Cera Sanitaryware (Cera), which has been in news thanks to the government’s ‘Swachh Bharat’ mission, is a good investment bet.
The company has been growing at a compound annual rate of 39 per cent in the last three years, surpassing its peers, including HSIL.
Penetration into tier-II and -III cities, aggressive marketing of premium-end sanitaryware, and diversification into faucets and tiles have aided its growth.
Key factors At the current market price of ₹2,583, Cera Sanitaryware trades at a valuation of 28 times its expected earnings for 2016-17. Though the stock is expensive relative to its peers (HSIL trades at 16 times and Kajaria Ceramics at about 22 times the likely earnings for 2016-17), it is a buy for two reasons.
One, the company is set to grow faster than its peers thanks to an ongoing capacity expansion. Sanitaryware capacity will increase from 2.7 million to 3.2 million pieces by FY16. Currently, the company is utilising almost 100 per cent in sanitaryware.
Cera will also increase its faucet capacity to 7,500 pieces a day (from 2,500) in the next two years.
In tiles, it intends to expand through joint ventures or by acquiring stakes in smaller companies.
The company has been making inroads into smaller cities, eating into the share of unorganised outfits in the faucetware space in the last few years.
Further, the Central government’s housing push should help as Cera is among the few large companies in the organised market. Its market share in the sanitaryware space is about 24 per cent, up from about 18 per cent three years ago, according to industry reports.
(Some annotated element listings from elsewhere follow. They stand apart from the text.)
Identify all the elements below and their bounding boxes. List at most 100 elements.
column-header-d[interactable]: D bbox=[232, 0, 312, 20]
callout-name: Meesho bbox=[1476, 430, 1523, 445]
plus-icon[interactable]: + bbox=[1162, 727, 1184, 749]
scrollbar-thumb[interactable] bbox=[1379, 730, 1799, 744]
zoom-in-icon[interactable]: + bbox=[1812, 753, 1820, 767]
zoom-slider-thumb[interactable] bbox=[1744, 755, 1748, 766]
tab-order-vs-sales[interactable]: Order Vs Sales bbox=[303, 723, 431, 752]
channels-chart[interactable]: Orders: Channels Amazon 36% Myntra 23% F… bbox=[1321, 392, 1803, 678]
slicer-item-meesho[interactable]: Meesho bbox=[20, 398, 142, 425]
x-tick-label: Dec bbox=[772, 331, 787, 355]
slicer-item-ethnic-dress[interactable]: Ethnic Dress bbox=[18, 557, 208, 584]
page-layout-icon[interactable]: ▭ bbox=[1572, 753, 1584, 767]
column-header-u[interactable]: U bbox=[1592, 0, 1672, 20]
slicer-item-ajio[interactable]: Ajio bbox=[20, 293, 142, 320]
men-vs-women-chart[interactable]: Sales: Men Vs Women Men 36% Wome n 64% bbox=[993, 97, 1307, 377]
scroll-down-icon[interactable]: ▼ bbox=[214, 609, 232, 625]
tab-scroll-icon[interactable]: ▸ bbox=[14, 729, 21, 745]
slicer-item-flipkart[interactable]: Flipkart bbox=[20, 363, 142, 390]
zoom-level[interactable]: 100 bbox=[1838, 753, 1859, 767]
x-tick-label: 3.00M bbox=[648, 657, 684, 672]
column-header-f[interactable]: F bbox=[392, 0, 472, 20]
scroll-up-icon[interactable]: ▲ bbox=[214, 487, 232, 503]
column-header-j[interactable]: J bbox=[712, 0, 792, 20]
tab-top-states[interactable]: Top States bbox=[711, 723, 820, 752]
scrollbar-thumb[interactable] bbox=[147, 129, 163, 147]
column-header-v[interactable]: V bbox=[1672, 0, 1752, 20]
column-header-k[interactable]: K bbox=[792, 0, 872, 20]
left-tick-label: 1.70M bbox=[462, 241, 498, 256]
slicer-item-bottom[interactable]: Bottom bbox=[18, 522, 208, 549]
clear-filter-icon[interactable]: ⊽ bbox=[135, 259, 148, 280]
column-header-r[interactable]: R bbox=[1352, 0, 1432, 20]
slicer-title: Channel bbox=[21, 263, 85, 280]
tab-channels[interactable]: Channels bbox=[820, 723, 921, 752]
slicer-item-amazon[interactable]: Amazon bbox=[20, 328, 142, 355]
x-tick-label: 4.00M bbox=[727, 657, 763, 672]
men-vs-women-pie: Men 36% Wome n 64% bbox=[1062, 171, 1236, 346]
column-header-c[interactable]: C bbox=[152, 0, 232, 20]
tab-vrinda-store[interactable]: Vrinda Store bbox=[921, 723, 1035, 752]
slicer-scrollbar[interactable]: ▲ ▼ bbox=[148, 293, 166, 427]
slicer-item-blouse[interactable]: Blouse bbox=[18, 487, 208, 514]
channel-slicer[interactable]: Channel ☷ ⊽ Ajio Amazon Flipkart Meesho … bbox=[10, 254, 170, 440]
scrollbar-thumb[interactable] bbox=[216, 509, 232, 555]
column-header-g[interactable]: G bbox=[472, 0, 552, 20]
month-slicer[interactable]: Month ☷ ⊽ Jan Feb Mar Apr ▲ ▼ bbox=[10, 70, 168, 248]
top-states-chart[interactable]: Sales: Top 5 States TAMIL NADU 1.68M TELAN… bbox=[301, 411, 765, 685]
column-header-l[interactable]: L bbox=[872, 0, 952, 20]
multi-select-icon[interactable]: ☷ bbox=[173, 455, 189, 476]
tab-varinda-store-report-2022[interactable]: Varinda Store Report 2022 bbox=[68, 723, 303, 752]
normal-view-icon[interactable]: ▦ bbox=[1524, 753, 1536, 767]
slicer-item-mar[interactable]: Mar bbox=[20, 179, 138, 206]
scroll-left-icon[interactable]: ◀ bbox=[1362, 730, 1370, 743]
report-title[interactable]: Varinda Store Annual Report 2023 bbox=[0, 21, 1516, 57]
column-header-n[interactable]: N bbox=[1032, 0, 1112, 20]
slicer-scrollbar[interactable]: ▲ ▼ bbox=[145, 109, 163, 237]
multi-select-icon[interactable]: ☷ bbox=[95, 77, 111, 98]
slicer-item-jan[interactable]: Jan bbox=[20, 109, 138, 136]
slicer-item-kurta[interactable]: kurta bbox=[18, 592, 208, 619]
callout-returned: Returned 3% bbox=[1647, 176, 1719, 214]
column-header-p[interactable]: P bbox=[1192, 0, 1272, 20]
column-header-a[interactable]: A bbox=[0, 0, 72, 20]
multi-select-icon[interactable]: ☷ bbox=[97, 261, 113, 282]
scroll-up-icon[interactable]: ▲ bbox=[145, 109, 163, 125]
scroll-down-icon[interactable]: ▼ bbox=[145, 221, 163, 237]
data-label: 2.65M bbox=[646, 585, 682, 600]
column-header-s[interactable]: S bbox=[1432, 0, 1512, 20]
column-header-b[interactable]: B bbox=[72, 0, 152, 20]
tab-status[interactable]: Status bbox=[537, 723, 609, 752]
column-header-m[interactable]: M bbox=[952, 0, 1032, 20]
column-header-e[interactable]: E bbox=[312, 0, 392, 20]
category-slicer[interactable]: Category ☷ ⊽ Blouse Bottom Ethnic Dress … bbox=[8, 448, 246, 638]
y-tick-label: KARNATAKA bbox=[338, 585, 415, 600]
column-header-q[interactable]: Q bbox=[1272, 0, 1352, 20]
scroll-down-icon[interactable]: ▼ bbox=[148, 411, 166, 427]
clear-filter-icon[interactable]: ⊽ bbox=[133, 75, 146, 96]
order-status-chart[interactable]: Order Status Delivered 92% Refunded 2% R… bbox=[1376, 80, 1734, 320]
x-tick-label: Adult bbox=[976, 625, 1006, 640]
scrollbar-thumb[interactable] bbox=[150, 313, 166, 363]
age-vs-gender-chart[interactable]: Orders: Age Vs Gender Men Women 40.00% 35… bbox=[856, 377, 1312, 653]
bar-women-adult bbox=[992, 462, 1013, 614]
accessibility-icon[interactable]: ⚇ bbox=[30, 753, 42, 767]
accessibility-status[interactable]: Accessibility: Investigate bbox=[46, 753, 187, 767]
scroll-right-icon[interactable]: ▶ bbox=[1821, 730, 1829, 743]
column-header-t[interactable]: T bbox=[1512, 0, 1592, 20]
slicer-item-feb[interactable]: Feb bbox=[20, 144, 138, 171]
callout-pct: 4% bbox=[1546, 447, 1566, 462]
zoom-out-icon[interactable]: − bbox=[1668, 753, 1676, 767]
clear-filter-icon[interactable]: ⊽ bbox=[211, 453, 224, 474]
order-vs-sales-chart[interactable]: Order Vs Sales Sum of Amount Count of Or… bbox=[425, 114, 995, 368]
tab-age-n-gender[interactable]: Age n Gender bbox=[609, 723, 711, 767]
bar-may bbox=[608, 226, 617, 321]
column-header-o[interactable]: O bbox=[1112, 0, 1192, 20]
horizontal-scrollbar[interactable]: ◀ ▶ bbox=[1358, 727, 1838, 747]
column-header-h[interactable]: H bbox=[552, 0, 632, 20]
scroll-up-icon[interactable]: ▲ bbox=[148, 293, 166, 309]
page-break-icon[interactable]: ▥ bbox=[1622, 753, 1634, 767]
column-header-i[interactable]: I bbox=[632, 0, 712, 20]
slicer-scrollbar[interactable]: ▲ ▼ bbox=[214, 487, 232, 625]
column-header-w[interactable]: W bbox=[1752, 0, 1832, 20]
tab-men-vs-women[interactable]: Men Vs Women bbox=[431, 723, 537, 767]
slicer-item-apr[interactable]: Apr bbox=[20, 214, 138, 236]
Growing sales In the first nine months of 2014-15, the company has reported sales growth of 28 per cent. Profit has grown by 39 per cent, helped by lower power costs and savings in interest outgo.
In the December 2014 quarter, sales growth was at 30.6 per cent while net profit grew 50 per cent. The operating margin expanded by 1.3 percentage points to 14.2 per cent. Though raw material costs had increased, savings on power and fuel costs helped margins.
Power costs as a percentage of sales decreased to 4.6 per cent from 5.5 per cent in the December 2013 quarter.
This was helped by an increase in captive power generation with Cera’s windmill capacity being enhanced by four mega watts.
However, going ahead, there may not be too much improvement in margins as faucetware and tiles — the two segments where profit margins are lower — contribute more to sales.